Rispetto alla riforma scolastica, per Saglia «è necessario ribadire che con
essa si è avviato un processo irreversibile per formare le risorse umane del
futuro e collocarle al centro del progetto di innovazione ed ammodernamento
dei sistemi educativi e formativi europei. In Italia la riforma del sistema
educativo scolastico è finalmente arrivata alla definizione di principi e
valori, costruiti in un ambito di applicazione che coinvolge tutti i segmenti
formativi, ispirandosi a tre grandi principi: una scuola per la persona; una
scuola per le famiglie; una scuola per la società civile».
Secondo il deputato del centrodestra «la nuova riforma va sperimentata, potrà
anche subire modifiche e integrazioni, legate alla sua concreta applicabilità,
anche grazie a quei suggerimenti costruttivi provenienti dalle diverse
componenti del variegato mondo della scuola e della formazione».

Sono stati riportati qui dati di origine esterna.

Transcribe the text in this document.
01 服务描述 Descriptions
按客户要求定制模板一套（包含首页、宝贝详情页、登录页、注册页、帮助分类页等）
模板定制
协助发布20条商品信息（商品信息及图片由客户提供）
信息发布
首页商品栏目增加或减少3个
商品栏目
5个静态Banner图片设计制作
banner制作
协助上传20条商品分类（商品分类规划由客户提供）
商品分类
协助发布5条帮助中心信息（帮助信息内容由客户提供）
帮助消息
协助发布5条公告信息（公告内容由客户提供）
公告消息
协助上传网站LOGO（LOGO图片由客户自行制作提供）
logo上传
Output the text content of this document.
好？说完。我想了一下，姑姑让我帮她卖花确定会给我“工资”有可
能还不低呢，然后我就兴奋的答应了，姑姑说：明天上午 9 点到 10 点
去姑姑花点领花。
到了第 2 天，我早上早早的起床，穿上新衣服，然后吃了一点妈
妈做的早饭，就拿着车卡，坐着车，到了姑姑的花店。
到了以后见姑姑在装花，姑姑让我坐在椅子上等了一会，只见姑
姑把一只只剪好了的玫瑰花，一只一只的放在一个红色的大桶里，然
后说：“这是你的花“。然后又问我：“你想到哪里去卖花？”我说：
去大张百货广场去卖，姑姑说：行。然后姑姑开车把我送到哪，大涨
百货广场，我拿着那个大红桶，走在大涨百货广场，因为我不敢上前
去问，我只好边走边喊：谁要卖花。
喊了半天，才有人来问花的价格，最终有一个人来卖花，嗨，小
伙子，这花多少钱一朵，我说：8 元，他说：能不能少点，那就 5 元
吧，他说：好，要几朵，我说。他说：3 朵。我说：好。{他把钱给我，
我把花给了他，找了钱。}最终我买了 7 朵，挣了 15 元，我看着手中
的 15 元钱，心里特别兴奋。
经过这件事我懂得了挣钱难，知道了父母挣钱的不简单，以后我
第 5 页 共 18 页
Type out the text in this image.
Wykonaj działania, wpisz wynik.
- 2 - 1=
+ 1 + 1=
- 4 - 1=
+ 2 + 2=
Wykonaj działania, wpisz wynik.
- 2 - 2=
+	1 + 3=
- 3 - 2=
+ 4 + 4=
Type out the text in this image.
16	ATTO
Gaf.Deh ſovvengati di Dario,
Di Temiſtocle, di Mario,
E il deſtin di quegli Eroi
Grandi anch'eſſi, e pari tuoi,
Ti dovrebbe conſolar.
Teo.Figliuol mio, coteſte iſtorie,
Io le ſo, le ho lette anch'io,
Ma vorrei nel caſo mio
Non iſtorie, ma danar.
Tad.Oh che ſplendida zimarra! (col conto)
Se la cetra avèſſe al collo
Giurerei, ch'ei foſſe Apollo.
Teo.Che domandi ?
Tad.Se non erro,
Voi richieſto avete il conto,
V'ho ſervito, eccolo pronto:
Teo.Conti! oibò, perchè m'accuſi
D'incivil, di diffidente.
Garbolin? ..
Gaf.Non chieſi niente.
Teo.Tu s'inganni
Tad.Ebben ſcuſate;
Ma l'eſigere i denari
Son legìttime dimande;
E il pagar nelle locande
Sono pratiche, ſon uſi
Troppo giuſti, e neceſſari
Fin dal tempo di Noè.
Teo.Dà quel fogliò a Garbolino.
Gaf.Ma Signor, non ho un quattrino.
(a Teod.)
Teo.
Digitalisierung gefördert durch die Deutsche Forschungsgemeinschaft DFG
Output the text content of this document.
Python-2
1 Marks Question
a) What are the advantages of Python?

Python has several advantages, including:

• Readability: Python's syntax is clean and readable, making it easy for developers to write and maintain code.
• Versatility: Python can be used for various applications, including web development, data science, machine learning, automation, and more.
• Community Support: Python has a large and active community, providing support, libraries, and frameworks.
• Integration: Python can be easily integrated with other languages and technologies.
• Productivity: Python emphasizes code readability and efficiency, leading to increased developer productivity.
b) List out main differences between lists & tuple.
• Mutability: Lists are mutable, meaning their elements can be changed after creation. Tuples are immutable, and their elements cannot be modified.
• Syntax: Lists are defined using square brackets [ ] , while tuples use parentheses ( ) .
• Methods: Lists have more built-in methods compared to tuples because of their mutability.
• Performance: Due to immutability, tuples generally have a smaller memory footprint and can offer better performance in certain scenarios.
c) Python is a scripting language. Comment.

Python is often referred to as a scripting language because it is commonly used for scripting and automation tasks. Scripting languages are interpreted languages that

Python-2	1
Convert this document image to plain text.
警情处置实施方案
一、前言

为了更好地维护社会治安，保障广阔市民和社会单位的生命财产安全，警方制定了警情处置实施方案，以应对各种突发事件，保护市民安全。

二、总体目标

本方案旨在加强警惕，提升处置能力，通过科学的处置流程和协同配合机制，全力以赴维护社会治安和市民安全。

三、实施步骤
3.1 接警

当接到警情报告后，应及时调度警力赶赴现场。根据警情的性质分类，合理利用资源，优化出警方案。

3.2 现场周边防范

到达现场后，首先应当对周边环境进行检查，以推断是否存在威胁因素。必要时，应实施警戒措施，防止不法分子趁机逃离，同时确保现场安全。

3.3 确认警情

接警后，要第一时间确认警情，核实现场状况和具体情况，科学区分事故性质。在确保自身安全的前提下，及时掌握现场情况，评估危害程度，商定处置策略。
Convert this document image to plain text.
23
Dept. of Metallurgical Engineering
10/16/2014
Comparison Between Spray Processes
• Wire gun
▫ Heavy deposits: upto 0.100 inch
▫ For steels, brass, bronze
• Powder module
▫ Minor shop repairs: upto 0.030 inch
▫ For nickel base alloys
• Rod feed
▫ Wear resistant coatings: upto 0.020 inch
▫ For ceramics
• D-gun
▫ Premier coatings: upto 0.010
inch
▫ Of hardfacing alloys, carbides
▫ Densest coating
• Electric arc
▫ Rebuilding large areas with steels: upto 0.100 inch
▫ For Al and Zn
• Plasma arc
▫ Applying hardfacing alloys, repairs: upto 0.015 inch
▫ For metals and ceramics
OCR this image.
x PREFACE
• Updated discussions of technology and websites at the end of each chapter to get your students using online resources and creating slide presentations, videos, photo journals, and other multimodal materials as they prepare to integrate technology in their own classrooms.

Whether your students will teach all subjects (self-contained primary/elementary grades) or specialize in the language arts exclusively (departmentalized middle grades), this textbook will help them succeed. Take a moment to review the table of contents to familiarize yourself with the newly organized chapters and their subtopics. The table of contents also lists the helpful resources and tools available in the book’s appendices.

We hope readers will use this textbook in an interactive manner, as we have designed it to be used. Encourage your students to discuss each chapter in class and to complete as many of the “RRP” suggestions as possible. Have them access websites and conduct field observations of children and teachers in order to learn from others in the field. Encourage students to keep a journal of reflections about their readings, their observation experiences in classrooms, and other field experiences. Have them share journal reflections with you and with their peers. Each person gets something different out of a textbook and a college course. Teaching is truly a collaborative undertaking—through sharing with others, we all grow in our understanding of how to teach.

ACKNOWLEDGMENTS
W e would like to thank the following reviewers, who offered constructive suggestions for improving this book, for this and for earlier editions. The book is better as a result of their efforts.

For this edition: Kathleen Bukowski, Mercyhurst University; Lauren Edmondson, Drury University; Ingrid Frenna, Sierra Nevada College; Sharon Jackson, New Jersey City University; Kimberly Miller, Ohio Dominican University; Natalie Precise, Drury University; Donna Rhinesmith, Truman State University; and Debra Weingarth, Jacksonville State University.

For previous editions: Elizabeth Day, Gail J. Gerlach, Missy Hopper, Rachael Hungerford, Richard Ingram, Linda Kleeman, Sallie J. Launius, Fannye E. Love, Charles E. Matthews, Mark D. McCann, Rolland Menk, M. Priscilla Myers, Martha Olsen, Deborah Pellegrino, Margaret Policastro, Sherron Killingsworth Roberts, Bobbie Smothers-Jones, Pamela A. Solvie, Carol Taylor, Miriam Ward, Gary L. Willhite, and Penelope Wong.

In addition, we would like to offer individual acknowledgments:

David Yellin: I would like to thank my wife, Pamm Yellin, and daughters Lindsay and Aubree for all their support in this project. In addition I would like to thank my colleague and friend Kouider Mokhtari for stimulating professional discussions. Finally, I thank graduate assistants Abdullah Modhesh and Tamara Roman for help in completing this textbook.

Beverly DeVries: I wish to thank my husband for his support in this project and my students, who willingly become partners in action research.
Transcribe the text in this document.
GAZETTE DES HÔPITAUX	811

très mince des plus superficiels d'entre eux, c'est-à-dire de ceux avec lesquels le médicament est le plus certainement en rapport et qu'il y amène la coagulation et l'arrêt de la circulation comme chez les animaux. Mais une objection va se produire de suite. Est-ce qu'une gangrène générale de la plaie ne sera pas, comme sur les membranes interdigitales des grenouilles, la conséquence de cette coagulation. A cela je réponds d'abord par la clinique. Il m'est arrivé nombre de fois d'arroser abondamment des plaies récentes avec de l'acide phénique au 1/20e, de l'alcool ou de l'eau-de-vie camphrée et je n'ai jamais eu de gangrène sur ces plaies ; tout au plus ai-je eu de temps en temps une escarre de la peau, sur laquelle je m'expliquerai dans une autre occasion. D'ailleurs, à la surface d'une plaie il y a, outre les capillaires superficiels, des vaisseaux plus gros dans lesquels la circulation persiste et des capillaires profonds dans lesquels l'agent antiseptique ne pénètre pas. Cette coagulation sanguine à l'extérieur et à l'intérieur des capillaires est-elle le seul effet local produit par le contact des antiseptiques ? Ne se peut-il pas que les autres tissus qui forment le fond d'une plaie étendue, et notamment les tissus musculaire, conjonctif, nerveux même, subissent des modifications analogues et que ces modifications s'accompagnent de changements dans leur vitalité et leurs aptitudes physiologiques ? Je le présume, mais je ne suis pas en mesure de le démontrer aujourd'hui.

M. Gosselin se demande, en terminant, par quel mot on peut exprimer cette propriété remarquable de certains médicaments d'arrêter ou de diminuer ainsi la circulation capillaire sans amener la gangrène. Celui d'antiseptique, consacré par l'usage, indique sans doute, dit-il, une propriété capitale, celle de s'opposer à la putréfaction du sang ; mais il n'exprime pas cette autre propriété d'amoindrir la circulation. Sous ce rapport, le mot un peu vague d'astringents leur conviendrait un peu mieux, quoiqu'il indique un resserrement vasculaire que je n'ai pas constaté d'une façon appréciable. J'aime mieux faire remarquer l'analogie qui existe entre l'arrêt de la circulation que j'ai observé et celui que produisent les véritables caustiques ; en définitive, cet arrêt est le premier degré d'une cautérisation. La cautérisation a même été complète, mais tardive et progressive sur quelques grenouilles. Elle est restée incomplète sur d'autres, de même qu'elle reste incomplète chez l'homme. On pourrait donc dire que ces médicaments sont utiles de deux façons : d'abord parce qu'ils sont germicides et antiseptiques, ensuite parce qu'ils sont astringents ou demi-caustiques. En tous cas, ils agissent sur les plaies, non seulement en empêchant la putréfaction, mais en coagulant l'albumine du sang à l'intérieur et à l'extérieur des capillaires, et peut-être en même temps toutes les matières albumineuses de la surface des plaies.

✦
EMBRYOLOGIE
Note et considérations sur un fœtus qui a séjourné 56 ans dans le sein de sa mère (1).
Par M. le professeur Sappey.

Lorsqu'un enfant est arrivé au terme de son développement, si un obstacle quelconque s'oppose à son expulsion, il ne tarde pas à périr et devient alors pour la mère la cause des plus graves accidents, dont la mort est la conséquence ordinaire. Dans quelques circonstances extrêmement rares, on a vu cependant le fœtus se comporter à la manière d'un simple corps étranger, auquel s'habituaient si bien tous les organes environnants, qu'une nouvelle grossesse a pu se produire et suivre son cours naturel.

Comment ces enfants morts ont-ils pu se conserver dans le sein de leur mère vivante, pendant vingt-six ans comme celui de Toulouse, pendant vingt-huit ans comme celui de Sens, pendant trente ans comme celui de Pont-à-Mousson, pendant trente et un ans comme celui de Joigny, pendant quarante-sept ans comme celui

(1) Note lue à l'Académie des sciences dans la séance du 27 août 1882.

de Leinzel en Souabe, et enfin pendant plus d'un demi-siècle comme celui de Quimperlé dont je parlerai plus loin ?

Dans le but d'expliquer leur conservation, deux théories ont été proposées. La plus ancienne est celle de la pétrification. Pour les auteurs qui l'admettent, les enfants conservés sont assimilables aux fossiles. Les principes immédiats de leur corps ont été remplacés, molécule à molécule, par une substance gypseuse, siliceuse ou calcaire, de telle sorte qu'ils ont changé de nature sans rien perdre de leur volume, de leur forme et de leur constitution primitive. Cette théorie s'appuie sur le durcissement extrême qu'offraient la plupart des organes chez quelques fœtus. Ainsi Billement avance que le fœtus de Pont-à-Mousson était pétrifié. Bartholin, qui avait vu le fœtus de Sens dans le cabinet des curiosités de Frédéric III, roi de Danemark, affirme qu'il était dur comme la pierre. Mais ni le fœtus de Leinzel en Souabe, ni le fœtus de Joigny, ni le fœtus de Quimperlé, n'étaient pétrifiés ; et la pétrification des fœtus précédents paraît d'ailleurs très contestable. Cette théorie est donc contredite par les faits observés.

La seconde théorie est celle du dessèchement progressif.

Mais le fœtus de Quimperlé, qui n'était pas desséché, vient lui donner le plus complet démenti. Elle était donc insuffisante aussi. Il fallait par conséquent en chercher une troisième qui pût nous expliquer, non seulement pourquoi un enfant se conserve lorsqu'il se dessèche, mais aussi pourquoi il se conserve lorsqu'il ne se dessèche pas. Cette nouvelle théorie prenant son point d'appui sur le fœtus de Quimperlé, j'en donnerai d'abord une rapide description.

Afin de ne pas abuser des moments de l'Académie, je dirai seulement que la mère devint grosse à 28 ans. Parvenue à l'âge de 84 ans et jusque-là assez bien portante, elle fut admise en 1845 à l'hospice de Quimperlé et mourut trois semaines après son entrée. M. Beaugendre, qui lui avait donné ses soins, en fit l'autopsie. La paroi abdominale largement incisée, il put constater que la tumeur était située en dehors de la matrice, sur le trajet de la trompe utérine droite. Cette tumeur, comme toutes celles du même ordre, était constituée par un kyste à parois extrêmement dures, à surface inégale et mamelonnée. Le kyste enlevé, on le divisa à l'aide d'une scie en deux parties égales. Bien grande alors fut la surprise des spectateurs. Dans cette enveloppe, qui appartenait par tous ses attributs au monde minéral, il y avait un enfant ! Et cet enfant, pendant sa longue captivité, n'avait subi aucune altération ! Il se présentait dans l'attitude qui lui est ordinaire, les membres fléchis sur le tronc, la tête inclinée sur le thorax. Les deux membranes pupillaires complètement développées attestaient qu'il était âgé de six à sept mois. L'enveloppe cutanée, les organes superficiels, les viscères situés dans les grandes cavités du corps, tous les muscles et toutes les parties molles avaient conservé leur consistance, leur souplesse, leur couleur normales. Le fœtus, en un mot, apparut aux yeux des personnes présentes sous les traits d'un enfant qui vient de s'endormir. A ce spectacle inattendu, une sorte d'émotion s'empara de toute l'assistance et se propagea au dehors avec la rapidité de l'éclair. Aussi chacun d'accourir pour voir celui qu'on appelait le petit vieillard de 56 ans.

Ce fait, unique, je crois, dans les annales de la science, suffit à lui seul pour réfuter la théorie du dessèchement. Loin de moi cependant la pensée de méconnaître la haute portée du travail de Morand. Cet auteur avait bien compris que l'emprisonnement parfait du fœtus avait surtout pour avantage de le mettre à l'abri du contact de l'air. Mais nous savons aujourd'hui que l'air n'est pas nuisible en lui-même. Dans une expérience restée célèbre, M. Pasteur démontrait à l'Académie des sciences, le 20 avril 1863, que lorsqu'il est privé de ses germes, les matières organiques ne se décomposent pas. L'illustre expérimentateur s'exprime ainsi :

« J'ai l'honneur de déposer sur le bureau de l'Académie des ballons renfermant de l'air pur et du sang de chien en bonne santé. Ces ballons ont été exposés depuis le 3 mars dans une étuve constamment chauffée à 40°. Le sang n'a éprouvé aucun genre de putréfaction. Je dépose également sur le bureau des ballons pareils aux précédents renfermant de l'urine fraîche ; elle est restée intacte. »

Conclude Saglia: «Fondamentale risulta l’aspetto che deve legare la scuola al
mondo del lavoro: formare e istruire donne e uomini del futuro, capaci di
sviluppare competenze reali, attraverso la crescita culturale e, dove
necessario, attraverso lo sviluppo di particolari conoscenze specifiche. La
formazione tecnico - specialistica non può passare in secondo piano anche
perchè è necessario corrispondere alla domanda delle imprese una risposta
sempre più adeguata. Questa è una sfida alla quale l’Italia non può sottrarsi.
Al passo con gli altri Paesi europei, deve generare risorse umane determinanti
per lo sviluppo di una società sempre più calibrata sul valore della persona».